The awesome thing about High On Fire is what, at its heart, is awesome about rock music itself. As much as the songs, what they’re really about is the overpowering thrill of being blasted in the face with the noise of a loud, loud, loud guitar. They are for the Beavis & Butt-Head in us, Otto the bus driver if he had a band. If our onomatopoeia could rightfully be applied to one band, High On Fire are it – Kerrannnnng!.
Almost a quarter of a century since they arrived with The Art Of Self Defense in 2000, Cometh The Storm happily also finds High On Fire hitting the creative and energetic height they can manage when they’re at their best.
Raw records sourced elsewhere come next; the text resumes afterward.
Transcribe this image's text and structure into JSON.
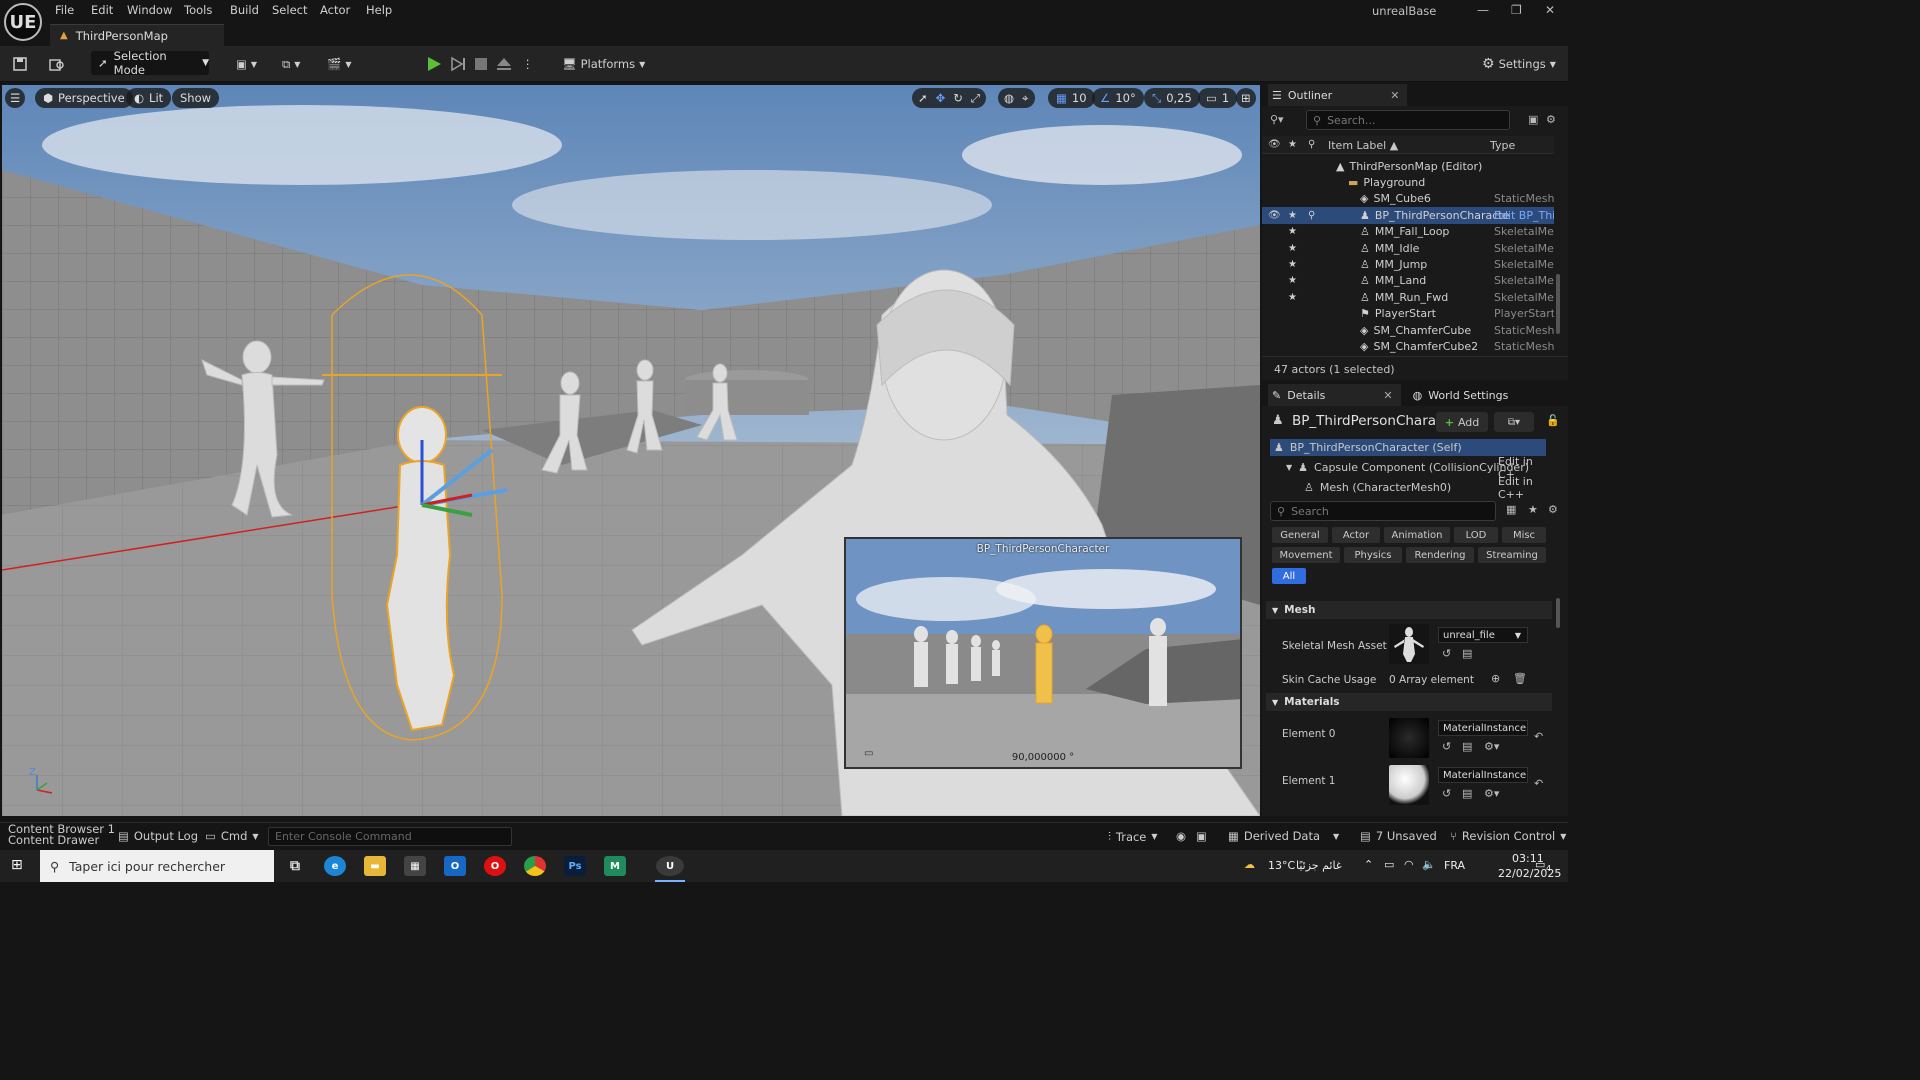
{
  "app": {
    "title": "unrealBase",
    "logo": "UE"
  },
  "menu": [
    "File",
    "Edit",
    "Window",
    "Tools",
    "Build",
    "Select",
    "Actor",
    "Help"
  ],
  "tab": {
    "label": "ThirdPersonMap"
  },
  "toolbar": {
    "selection_mode": "Selection Mode",
    "platforms": "Platforms",
    "settings": "Settings"
  },
  "viewport": {
    "perspective": "Perspective",
    "lit": "Lit",
    "show": "Show",
    "grid_snap": "10",
    "rot_snap": "10°",
    "scale_snap": "0,25",
    "camera_speed": "1",
    "pip_title": "BP_ThirdPersonCharacter",
    "pip_fov": "90,000000 °"
  },
  "outliner": {
    "title": "Outliner",
    "search_placeholder": "Search...",
    "col_label": "Item Label ▲",
    "col_type": "Type",
    "rows": [
      {
        "label": "ThirdPersonMap (Editor)",
        "type": "",
        "indent": 1,
        "icon": "▲"
      },
      {
        "label": "Playground",
        "type": "",
        "indent": 2,
        "icon": "▬",
        "folder": true
      },
      {
        "label": "SM_Cube6",
        "type": "StaticMeshA",
        "indent": 3,
        "icon": "◈"
      },
      {
        "label": "BP_ThirdPersonCharacte",
        "type": "Edit BP_Thir",
        "indent": 3,
        "icon": "♟",
        "selected": true
      },
      {
        "label": "MM_Fall_Loop",
        "type": "SkeletalMes",
        "indent": 3,
        "icon": "♙",
        "star": true
      },
      {
        "label": "MM_Idle",
        "type": "SkeletalMes",
        "indent": 3,
        "icon": "♙",
        "star": true
      },
      {
        "label": "MM_Jump",
        "type": "SkeletalMes",
        "indent": 3,
        "icon": "♙",
        "star": true
      },
      {
        "label": "MM_Land",
        "type": "SkeletalMes",
        "indent": 3,
        "icon": "♙",
        "star": true
      },
      {
        "label": "MM_Run_Fwd",
        "type": "SkeletalMes",
        "indent": 3,
        "icon": "♙",
        "star": true
      },
      {
        "label": "PlayerStart",
        "type": "PlayerStart",
        "indent": 3,
        "icon": "⚑"
      },
      {
        "label": "SM_ChamferCube",
        "type": "StaticMeshA",
        "indent": 3,
        "icon": "◈"
      },
      {
        "label": "SM_ChamferCube2",
        "type": "StaticMeshA",
        "indent": 3,
        "icon": "◈"
      }
    ],
    "footer": "47 actors (1 selected)"
  },
  "details": {
    "tab": "Details",
    "world_tab": "World Settings",
    "actor_name": "BP_ThirdPersonCharacte",
    "add_label": "Add",
    "components": [
      {
        "label": "BP_ThirdPersonCharacter (Self)",
        "edit": ""
      },
      {
        "label": "Capsule Component (CollisionCylinder)",
        "edit": "Edit in C+"
      },
      {
        "label": "Mesh (CharacterMesh0)",
        "edit": "Edit in C++"
      }
    ],
    "search_placeholder": "Search",
    "filters_row1": [
      "General",
      "Actor",
      "Animation",
      "LOD",
      "Misc"
    ],
    "filters_row2": [
      "Movement",
      "Physics",
      "Rendering",
      "Streaming"
    ],
    "filter_all": "All",
    "section_mesh": "Mesh",
    "skeletal_mesh_label": "Skeletal Mesh Asset",
    "skeletal_mesh_value": "unreal_file",
    "skin_cache_label": "Skin Cache Usage",
    "skin_cache_value": "0 Array element",
    "section_materials": "Materials",
    "element0_label": "Element 0",
    "element0_value": "MaterialInstanceDyna",
    "element1_label": "Element 1",
    "element1_value": "MaterialInstanceDyna"
  },
  "statusbar": {
    "content_browser": "Content Browser 1",
    "content_drawer": "Content Drawer",
    "output_log": "Output Log",
    "cmd": "Cmd",
    "console_placeholder": "Enter Console Command",
    "trace": "Trace",
    "derived_data": "Derived Data",
    "unsaved": "7 Unsaved",
    "revision_control": "Revision Control"
  },
  "taskbar": {
    "search_placeholder": "Taper ici pour rechercher",
    "weather": "13°C",
    "weather_text": "غائم جزئيًا",
    "lang": "FRA",
    "time": "03:11",
    "date": "22/02/2025",
    "notif_count": "4"
  },
  "colors": {
    "accent": "#3f72d6",
    "play_green": "#5bbf3a",
    "selection_orange": "#e9a428",
    "selected_row": "#2c4a7a"
  }
}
Matt Pike’s riffs haven’t sounded this fresh and full of life since Snakes For The Divine, nor have they sounded quite so much like you’re actually sat next to his amp as it deafens you.
Opener Lambsbread is a monster, all power and thunder, hammering away irresistibly on a winding groove, while Burning Down’s insistent rhythms – courtesy of excellent new drummer Coady Willis, fearsomely filling the enormous shoes of longtime skinsman Dez Kensel – could bash a hole in a mountain. Trismegistus’ solo is Tony Iommi back in the Stone Age, The Beating is all punky speed and aggression, Tough Guy is elephantine metal par excellence. All of it is sweatily hammered out, dirt and grease everywhere, as heavy and as loud and as feral as two Motörheads playing side by side.